A noite penetrava na carne dos cangaceiros. Levantavam-se barracas entre paus e uma corda; entre eles, chitão grosso jogado por cima da corda ia ao chão onde era preso na terra por quatro ganchos e fazia uma empanada com duas quedas; no colchão de folhas se dormia. O cangaceiro sem instrução primária, Porã, grudou-se à versificação feito patativa-chorão:
E eu cantava o canto misturado
Com os canto dos companheiro.
Quando tombava a noite pesada
Tumbém escurecia cedo à vista
Se esquecia logo não alembrava
Grito de caititu e voz de seriema
Em quarqué parte nesse mundo
Tinha uma nova guerra em curso
Voava bala beija-fulô desprezado
E eu vi outra abeia sem sua hera
Vi inté um besouro sem cabresto
E o voo duma broboleta sem fulô
Se eu morresse no meio da mata
Da muié fosse grota e fosse gruta
Óia, óia, essa terra me fazia favor.
O bodegueiro Mané Cachimbo ocupava um lado e outro, na venda escura, prateleiras encardidas e cheias de garrafas. Cheiro de querosene e carne seca.

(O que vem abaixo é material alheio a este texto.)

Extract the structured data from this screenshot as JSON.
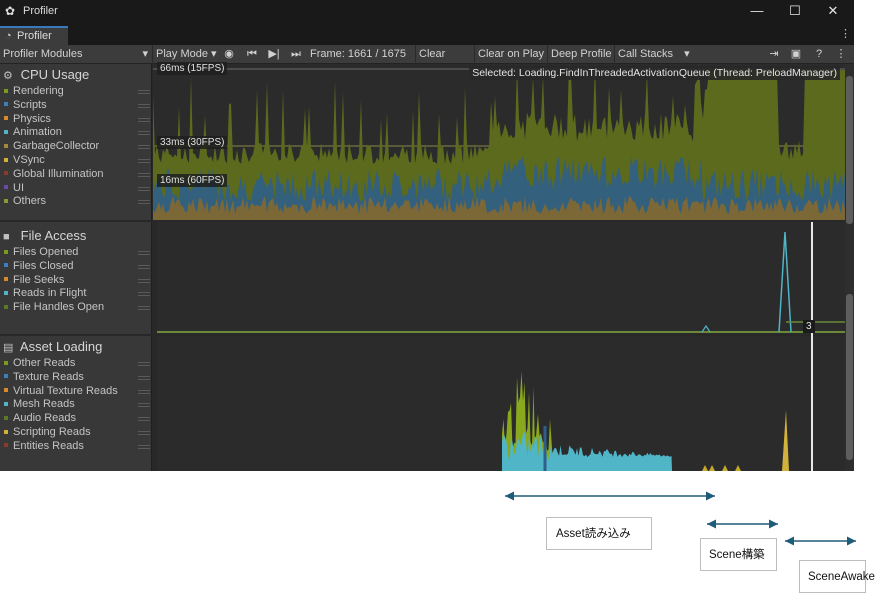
{
  "window": {
    "title": "Profiler",
    "tab_label": "Profiler",
    "minimize_glyph": "—",
    "maximize_glyph": "☐",
    "close_glyph": "✕",
    "tab_menu_glyph": "⋮"
  },
  "toolbar": {
    "modules_label": "Profiler Modules",
    "play_mode_label": "Play Mode",
    "frame_label": "Frame: 1661 / 1675",
    "clear_label": "Clear",
    "clear_on_play_label": "Clear on Play",
    "deep_profile_label": "Deep Profile",
    "call_stacks_label": "Call Stacks",
    "dropdown_glyph": "▾",
    "more_glyph": "⋮"
  },
  "cpu": {
    "title": "CPU Usage",
    "legend": [
      {
        "label": "Rendering",
        "color": "#7a9a1e"
      },
      {
        "label": "Scripts",
        "color": "#3c7fbf"
      },
      {
        "label": "Physics",
        "color": "#d98a2a"
      },
      {
        "label": "Animation",
        "color": "#4fb5c7"
      },
      {
        "label": "GarbageCollector",
        "color": "#a28a3a"
      },
      {
        "label": "VSync",
        "color": "#d2b23c"
      },
      {
        "label": "Global Illumination",
        "color": "#8a3a2a"
      },
      {
        "label": "UI",
        "color": "#6a4aa2"
      },
      {
        "label": "Others",
        "color": "#8a9a3a"
      }
    ],
    "axis_labels": [
      "66ms (15FPS)",
      "33ms (30FPS)",
      "16ms (60FPS)"
    ],
    "selected_text": "Selected: Loading.FindInThreadedActivationQueue (Thread: PreloadManager)"
  },
  "file_access": {
    "title": "File Access",
    "legend": [
      {
        "label": "Files Opened",
        "color": "#7a9a1e"
      },
      {
        "label": "Files Closed",
        "color": "#3c7fbf"
      },
      {
        "label": "File Seeks",
        "color": "#d98a2a"
      },
      {
        "label": "Reads in Flight",
        "color": "#4fb5c7"
      },
      {
        "label": "File Handles Open",
        "color": "#5a7a2a"
      }
    ],
    "value_tag": "3"
  },
  "asset_loading": {
    "title": "Asset Loading",
    "legend": [
      {
        "label": "Other Reads",
        "color": "#7a9a1e"
      },
      {
        "label": "Texture Reads",
        "color": "#3c7fbf"
      },
      {
        "label": "Virtual Texture Reads",
        "color": "#d98a2a"
      },
      {
        "label": "Mesh Reads",
        "color": "#4fb5c7"
      },
      {
        "label": "Audio Reads",
        "color": "#5a7a2a"
      },
      {
        "label": "Scripting Reads",
        "color": "#d2b23c"
      },
      {
        "label": "Entities Reads",
        "color": "#8a3a2a"
      }
    ]
  },
  "annotations": {
    "asset_loading": "Asset読み込み",
    "scene_build": "Scene構築",
    "scene_awake": "SceneAwake",
    "arrow_color": "#1f5c7a"
  }
}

Mané Cachimbo atrás do balcão, nas portas da rua. Olhava o movimento.
A bodega de paredes grossas era rasgada por seis portas estreitas e altas fechadas com duas folhas de madeiras que se abriam ao meio, verticalmente, eram dois pedaços de portas. Uma tinta verde derramada nas portas.
Em cima da bodega foi construído um abrigo onde Mané Cachimbo vivia com os filhos e a terceira mulher. Comentava-se que a primeira fugiu da morte com um soldado, e assim evitou ter o mesmo destino da segunda mulher do bodegueiro, que morreu furada pelo ciúme de Mané Cachimbo.
Havia na bodega de Mané Cachimbo cheiro de rapadura. À frente do copo de vidro grosso, o cangaceiro Conveniência suspirou. Olhou as linhas nas mãos:
Teve alguma vez saudades da mãe? perguntou a Mané Cachimbo.
O dono da bodega não lhe respondeu.
O cangaceiro Conveniência se foi do banco na frente da mesa onde bebia, e atravessou uma das seis portas abertas na bodega, e ganhou a rua. Caminhou. Sumiu num beco. Os jumentos comiam capim.